Because mining and refining nickel is costly, researchers have developed an alternative method for extracting nickel using Streptanthus polygaloides, a plant that absorbs and stores nickel from the soil as it grows. The researchers incinerated a crop of Streptanthus they grew in nickel-rich soil. By chemically extracting nickel from the ash, they produced 100 pounds of nickel per acre of land at a total cost per pound slightly above that of current mining.
Which of the following, if true, most strongly supports the conclusion that the use of Streptanthus to extract nickel will be commercially adopted?
The season in which the researchers grew Streptanthus was an unusually favorable one, with the right amount of precipitation to maximize the growth rate of Streptanthus.

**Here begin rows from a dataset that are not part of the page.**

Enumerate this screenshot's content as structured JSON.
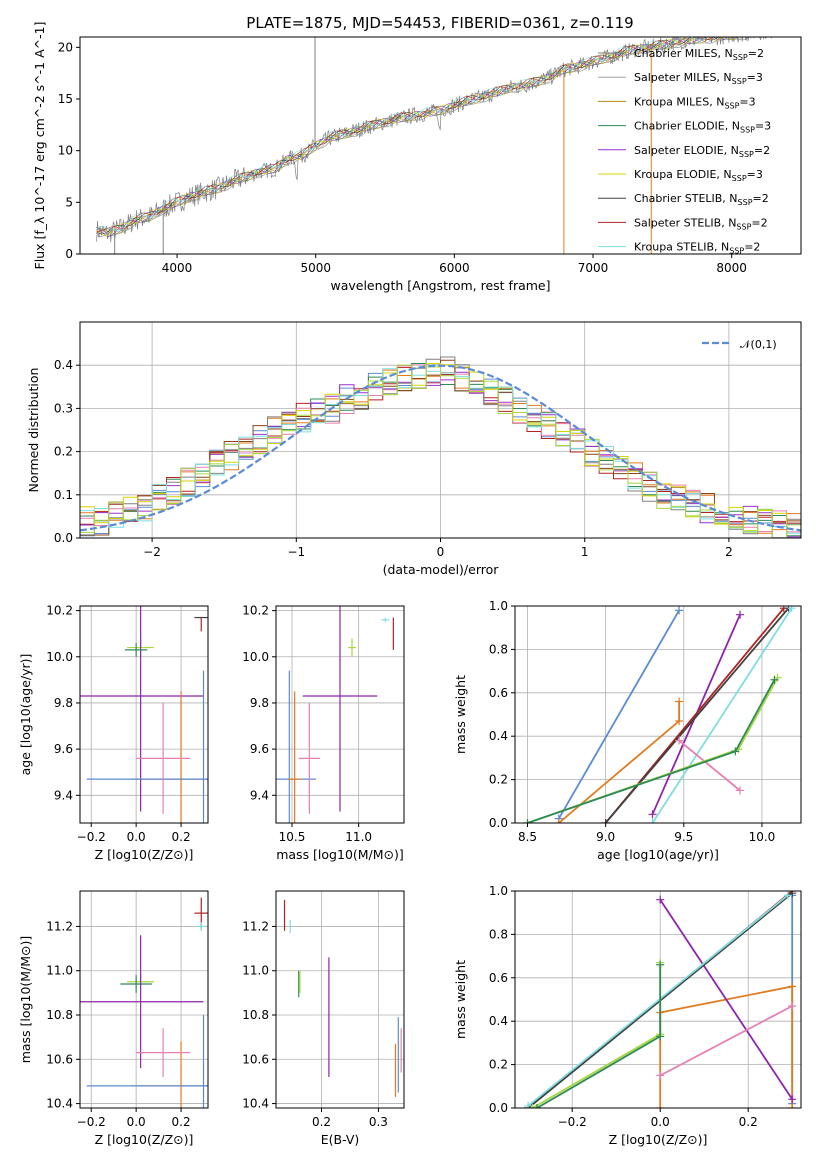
{
  "title": "PLATE=1875, MJD=54453, FIBERID=0361, z=0.119",
  "colors": {
    "gray": "#808080",
    "tan": "#b8860b",
    "green": "#2e8b57",
    "purple": "#9932cc",
    "yellow": "#d4d400",
    "dark": "#404040",
    "red": "#b22222",
    "cyan": "#7fdde0",
    "blue": "#5b8bd6",
    "orange": "#e07b20",
    "pink": "#e87fb0",
    "lime": "#a8d840",
    "olive": "#556b2f",
    "maroon": "#8b1a1a",
    "magenta": "#8e24aa"
  },
  "legend_models": [
    {
      "name": "Chabrier MILES",
      "nssp": "2",
      "color": "#808080"
    },
    {
      "name": "Salpeter MILES",
      "nssp": "3",
      "color": "#a0a0a0"
    },
    {
      "name": "Kroupa MILES",
      "nssp": "3",
      "color": "#b8860b"
    },
    {
      "name": "Chabrier ELODIE",
      "nssp": "3",
      "color": "#2e8b57"
    },
    {
      "name": "Salpeter ELODIE",
      "nssp": "2",
      "color": "#9932cc"
    },
    {
      "name": "Kroupa ELODIE",
      "nssp": "3",
      "color": "#d4d400"
    },
    {
      "name": "Chabrier STELIB",
      "nssp": "2",
      "color": "#404040"
    },
    {
      "name": "Salpeter STELIB",
      "nssp": "2",
      "color": "#b22222"
    },
    {
      "name": "Kroupa STELIB",
      "nssp": "2",
      "color": "#7fdde0"
    }
  ],
  "chart_data": [
    {
      "id": "spectrum",
      "type": "line",
      "xlabel": "wavelength [Angstrom, rest frame]",
      "ylabel": "Flux [f_λ 10^-17 erg cm^-2 s^-1 A^-1]",
      "xlim": [
        3300,
        8500
      ],
      "ylim": [
        0,
        21
      ],
      "xticks": [
        4000,
        5000,
        6000,
        7000,
        8000
      ],
      "yticks": [
        0,
        5,
        10,
        15,
        20
      ],
      "grid": false,
      "legend": "right",
      "continuum": [
        [
          3420,
          2.3
        ],
        [
          3500,
          2.0
        ],
        [
          3600,
          2.5
        ],
        [
          3700,
          3.3
        ],
        [
          3800,
          3.6
        ],
        [
          3900,
          4.4
        ],
        [
          4000,
          5.0
        ],
        [
          4100,
          5.6
        ],
        [
          4200,
          6.0
        ],
        [
          4300,
          6.4
        ],
        [
          4400,
          7.0
        ],
        [
          4500,
          7.5
        ],
        [
          4600,
          8.0
        ],
        [
          4700,
          8.2
        ],
        [
          4800,
          9.2
        ],
        [
          4900,
          9.5
        ],
        [
          5000,
          10.5
        ],
        [
          5100,
          11.2
        ],
        [
          5200,
          11.6
        ],
        [
          5300,
          12.0
        ],
        [
          5400,
          12.4
        ],
        [
          5500,
          12.8
        ],
        [
          5600,
          13.1
        ],
        [
          5700,
          13.4
        ],
        [
          5800,
          13.6
        ],
        [
          5900,
          13.9
        ],
        [
          6000,
          14.4
        ],
        [
          6100,
          14.8
        ],
        [
          6200,
          15.2
        ],
        [
          6300,
          15.6
        ],
        [
          6400,
          16.1
        ],
        [
          6500,
          16.3
        ],
        [
          6600,
          16.7
        ],
        [
          6700,
          17.2
        ],
        [
          6800,
          17.9
        ],
        [
          6900,
          18.2
        ],
        [
          7000,
          18.6
        ],
        [
          7100,
          19.0
        ],
        [
          7200,
          19.4
        ],
        [
          7300,
          19.8
        ],
        [
          7400,
          20.0
        ],
        [
          7500,
          20.2
        ],
        [
          7600,
          20.5
        ],
        [
          7700,
          20.7
        ],
        [
          7800,
          20.9
        ],
        [
          7900,
          21.0
        ],
        [
          8000,
          21.2
        ],
        [
          8100,
          21.3
        ],
        [
          8200,
          21.5
        ],
        [
          8300,
          21.6
        ]
      ]
    },
    {
      "id": "residuals",
      "type": "histogram",
      "xlabel": "(data-model)/error",
      "ylabel": "Normed distribution",
      "xlim": [
        -2.5,
        2.5
      ],
      "ylim": [
        0,
        0.5
      ],
      "xticks": [
        -2,
        -1,
        0,
        1,
        2
      ],
      "yticks": [
        0.0,
        0.1,
        0.2,
        0.3,
        0.4
      ],
      "grid": true,
      "legend_label": "𝒩(0,1)",
      "legend": "top-right",
      "bin_width": 0.1,
      "base": [
        0.04,
        0.04,
        0.05,
        0.06,
        0.07,
        0.09,
        0.11,
        0.13,
        0.15,
        0.17,
        0.19,
        0.21,
        0.23,
        0.25,
        0.26,
        0.28,
        0.29,
        0.3,
        0.32,
        0.33,
        0.35,
        0.36,
        0.37,
        0.38,
        0.38,
        0.39,
        0.37,
        0.36,
        0.34,
        0.32,
        0.3,
        0.28,
        0.26,
        0.24,
        0.22,
        0.2,
        0.18,
        0.16,
        0.14,
        0.12,
        0.1,
        0.09,
        0.08,
        0.07,
        0.06,
        0.05,
        0.04,
        0.04,
        0.03,
        0.03
      ]
    },
    {
      "id": "age-vs-Z",
      "type": "errorbar",
      "xlabel": "Z [log10(Z/Z⊙)]",
      "ylabel": "age [log10(age/yr)]",
      "xlim": [
        -0.25,
        0.32
      ],
      "ylim": [
        9.28,
        10.22
      ],
      "xticks": [
        -0.2,
        0.0,
        0.2
      ],
      "xtick_labels": [
        "−0.2",
        "0.0",
        "0.2"
      ],
      "yticks": [
        9.4,
        9.6,
        9.8,
        10.0,
        10.2
      ],
      "grid": true,
      "points": [
        {
          "x": 0.02,
          "y": 10.04,
          "xerr": 0.06,
          "yerr": 0.04,
          "color": "#a8d840"
        },
        {
          "x": 0.29,
          "y": 10.17,
          "xerr": 0.03,
          "yerr": 0.0,
          "color": "#404040"
        },
        {
          "x": 0.29,
          "y": 10.14,
          "xerr": 0.0,
          "yerr": 0.03,
          "color": "#b22222"
        },
        {
          "x": 0.02,
          "y": 9.83,
          "xerr": 0.28,
          "yerr": 0.5,
          "color": "#8e24aa"
        },
        {
          "x": 0.2,
          "y": 9.47,
          "xerr": 0.22,
          "yerr": 0.38,
          "color": "#e07b20"
        },
        {
          "x": 0.3,
          "y": 9.47,
          "xerr": 0.52,
          "yerr": 0.47,
          "color": "#5b8bd6"
        },
        {
          "x": 0.12,
          "y": 9.56,
          "xerr": 0.12,
          "yerr": 0.24,
          "color": "#e87fb0"
        },
        {
          "x": 0.0,
          "y": 10.03,
          "xerr": 0.05,
          "yerr": 0.03,
          "color": "#2e8b57"
        }
      ]
    },
    {
      "id": "age-vs-mass",
      "type": "errorbar",
      "xlabel": "mass [log10(M/M⊙)]",
      "ylabel": "",
      "xlim": [
        10.38,
        11.34
      ],
      "ylim": [
        9.28,
        10.22
      ],
      "xticks": [
        10.5,
        11.0
      ],
      "yticks": [
        9.4,
        9.6,
        9.8,
        10.0,
        10.2
      ],
      "grid": true,
      "points": [
        {
          "x": 10.95,
          "y": 10.04,
          "xerr": 0.03,
          "yerr": 0.04,
          "color": "#a8d840"
        },
        {
          "x": 11.2,
          "y": 10.16,
          "xerr": 0.03,
          "yerr": 0.01,
          "color": "#7fdde0"
        },
        {
          "x": 11.26,
          "y": 10.1,
          "xerr": 0.0,
          "yerr": 0.07,
          "color": "#b22222"
        },
        {
          "x": 10.86,
          "y": 9.83,
          "xerr": 0.28,
          "yerr": 0.5,
          "color": "#8e24aa"
        },
        {
          "x": 10.48,
          "y": 9.47,
          "xerr": 0.2,
          "yerr": 0.47,
          "color": "#5b8bd6"
        },
        {
          "x": 10.52,
          "y": 9.47,
          "xerr": 0.05,
          "yerr": 0.38,
          "color": "#e07b20"
        },
        {
          "x": 10.63,
          "y": 9.56,
          "xerr": 0.08,
          "yerr": 0.24,
          "color": "#e87fb0"
        }
      ]
    },
    {
      "id": "mass-weight-vs-age",
      "type": "line",
      "xlabel": "age [log10(age/yr)]",
      "ylabel": "mass weight",
      "xlim": [
        8.42,
        10.25
      ],
      "ylim": [
        0,
        1
      ],
      "xticks": [
        8.5,
        9.0,
        9.5,
        10.0
      ],
      "yticks": [
        0.0,
        0.2,
        0.4,
        0.6,
        0.8,
        1.0
      ],
      "grid": true,
      "series": [
        {
          "x": [
            8.7,
            9.47
          ],
          "y": [
            0.02,
            0.98
          ],
          "color": "#5b8bd6"
        },
        {
          "x": [
            8.7,
            9.47,
            9.47
          ],
          "y": [
            0.0,
            0.47,
            0.56
          ],
          "color": "#e07b20"
        },
        {
          "x": [
            9.3,
            9.86
          ],
          "y": [
            0.04,
            0.96
          ],
          "color": "#8e24aa"
        },
        {
          "x": [
            9.0,
            10.14
          ],
          "y": [
            0.0,
            0.99
          ],
          "color": "#b22222"
        },
        {
          "x": [
            9.0,
            10.17
          ],
          "y": [
            0.0,
            0.99
          ],
          "color": "#404040"
        },
        {
          "x": [
            9.3,
            10.19
          ],
          "y": [
            0.0,
            0.99
          ],
          "color": "#7fdde0"
        },
        {
          "x": [
            9.47,
            9.86
          ],
          "y": [
            0.38,
            0.15
          ],
          "color": "#e87fb0"
        },
        {
          "x": [
            8.5,
            9.85,
            10.1
          ],
          "y": [
            0.0,
            0.34,
            0.67
          ],
          "color": "#a8d840"
        },
        {
          "x": [
            8.5,
            9.83,
            10.08
          ],
          "y": [
            0.0,
            0.33,
            0.66
          ],
          "color": "#2e8b57"
        }
      ]
    },
    {
      "id": "mass-vs-Z",
      "type": "errorbar",
      "xlabel": "Z [log10(Z/Z⊙)]",
      "ylabel": "mass [log10(M/M⊙)]",
      "xlim": [
        -0.25,
        0.32
      ],
      "ylim": [
        10.38,
        11.36
      ],
      "xticks": [
        -0.2,
        0.0,
        0.2
      ],
      "xtick_labels": [
        "−0.2",
        "0.0",
        "0.2"
      ],
      "yticks": [
        10.4,
        10.6,
        10.8,
        11.0,
        11.2
      ],
      "grid": true,
      "points": [
        {
          "x": 0.02,
          "y": 10.95,
          "xerr": 0.06,
          "yerr": 0.04,
          "color": "#a8d840"
        },
        {
          "x": 0.0,
          "y": 10.94,
          "xerr": 0.07,
          "yerr": 0.04,
          "color": "#2e8b57"
        },
        {
          "x": 0.29,
          "y": 11.26,
          "xerr": 0.03,
          "yerr": 0.07,
          "color": "#b22222"
        },
        {
          "x": 0.29,
          "y": 11.2,
          "xerr": 0.02,
          "yerr": 0.02,
          "color": "#7fdde0"
        },
        {
          "x": 0.02,
          "y": 10.86,
          "xerr": 0.28,
          "yerr": 0.3,
          "color": "#8e24aa"
        },
        {
          "x": 0.2,
          "y": 10.48,
          "xerr": 0.22,
          "yerr": 0.2,
          "color": "#e07b20"
        },
        {
          "x": 0.3,
          "y": 10.48,
          "xerr": 0.52,
          "yerr": 0.32,
          "color": "#5b8bd6"
        },
        {
          "x": 0.12,
          "y": 10.63,
          "xerr": 0.12,
          "yerr": 0.11,
          "color": "#e87fb0"
        }
      ]
    },
    {
      "id": "mass-vs-EBV",
      "type": "errorbar",
      "xlabel": "E(B-V)",
      "ylabel": "",
      "xlim": [
        0.12,
        0.345
      ],
      "ylim": [
        10.38,
        11.36
      ],
      "xticks": [
        0.2,
        0.3
      ],
      "yticks": [
        10.4,
        10.6,
        10.8,
        11.0,
        11.2
      ],
      "grid": true,
      "points": [
        {
          "x": 0.135,
          "y": 11.25,
          "xerr": 0.0,
          "yerr": 0.07,
          "color": "#b22222"
        },
        {
          "x": 0.145,
          "y": 11.2,
          "xerr": 0.0,
          "yerr": 0.03,
          "color": "#7fdde0"
        },
        {
          "x": 0.16,
          "y": 10.94,
          "xerr": 0.0,
          "yerr": 0.06,
          "color": "#2e8b57"
        },
        {
          "x": 0.162,
          "y": 10.95,
          "xerr": 0.0,
          "yerr": 0.05,
          "color": "#a8d840"
        },
        {
          "x": 0.213,
          "y": 10.79,
          "xerr": 0.0,
          "yerr": 0.27,
          "color": "#8e24aa"
        },
        {
          "x": 0.33,
          "y": 10.55,
          "xerr": 0.0,
          "yerr": 0.12,
          "color": "#e07b20"
        },
        {
          "x": 0.335,
          "y": 10.62,
          "xerr": 0.0,
          "yerr": 0.17,
          "color": "#5b8bd6"
        },
        {
          "x": 0.34,
          "y": 10.64,
          "xerr": 0.0,
          "yerr": 0.1,
          "color": "#e87fb0"
        }
      ]
    },
    {
      "id": "mass-weight-vs-Z",
      "type": "line",
      "xlabel": "Z [log10(Z/Z⊙)]",
      "ylabel": "mass weight",
      "xlim": [
        -0.33,
        0.32
      ],
      "ylim": [
        0,
        1
      ],
      "xticks": [
        -0.2,
        0.0,
        0.2
      ],
      "xtick_labels": [
        "−0.2",
        "0.0",
        "0.2"
      ],
      "yticks": [
        0.0,
        0.2,
        0.4,
        0.6,
        0.8,
        1.0
      ],
      "grid": true,
      "series": [
        {
          "x": [
            0.3,
            0.3
          ],
          "y": [
            0.02,
            0.98
          ],
          "color": "#5b8bd6"
        },
        {
          "x": [
            0.0,
            0.0,
            0.3,
            0.3
          ],
          "y": [
            0.0,
            0.44,
            0.56,
            0.0
          ],
          "color": "#e07b20"
        },
        {
          "x": [
            0.0,
            0.3
          ],
          "y": [
            0.96,
            0.04
          ],
          "color": "#8e24aa"
        },
        {
          "x": [
            -0.3,
            0.3
          ],
          "y": [
            0.0,
            1.0
          ],
          "color": "#b22222"
        },
        {
          "x": [
            -0.3,
            0.3
          ],
          "y": [
            0.0,
            0.99
          ],
          "color": "#404040"
        },
        {
          "x": [
            -0.3,
            0.29
          ],
          "y": [
            0.01,
            0.98
          ],
          "color": "#7fdde0"
        },
        {
          "x": [
            0.0,
            0.3
          ],
          "y": [
            0.15,
            0.47
          ],
          "color": "#e87fb0"
        },
        {
          "x": [
            -0.29,
            0.0,
            0.0
          ],
          "y": [
            0.0,
            0.34,
            0.67
          ],
          "color": "#a8d840"
        },
        {
          "x": [
            -0.28,
            0.0,
            0.0
          ],
          "y": [
            0.0,
            0.33,
            0.66
          ],
          "color": "#2e8b57"
        }
      ]
    }
  ]
}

Because lowering the concentration of nickel in the soil can make land much better for agriculture in general, a plot on which Streptanthus has been grown and harvested can be sold for substantially more than it cost.
More air pollution is generated for each pound of nickel produced by extracting it from Streptanthus than is generated using conventional mining and refining.
The land on which the researchers planted Streptanthus was unusually free of the various weeds that can compete with Streptanthus for water, nutrients, and sunlight.
It is extremely rare for soil to contain higher concentrations of nickel than the concentrations present in the researchers' experimental plot.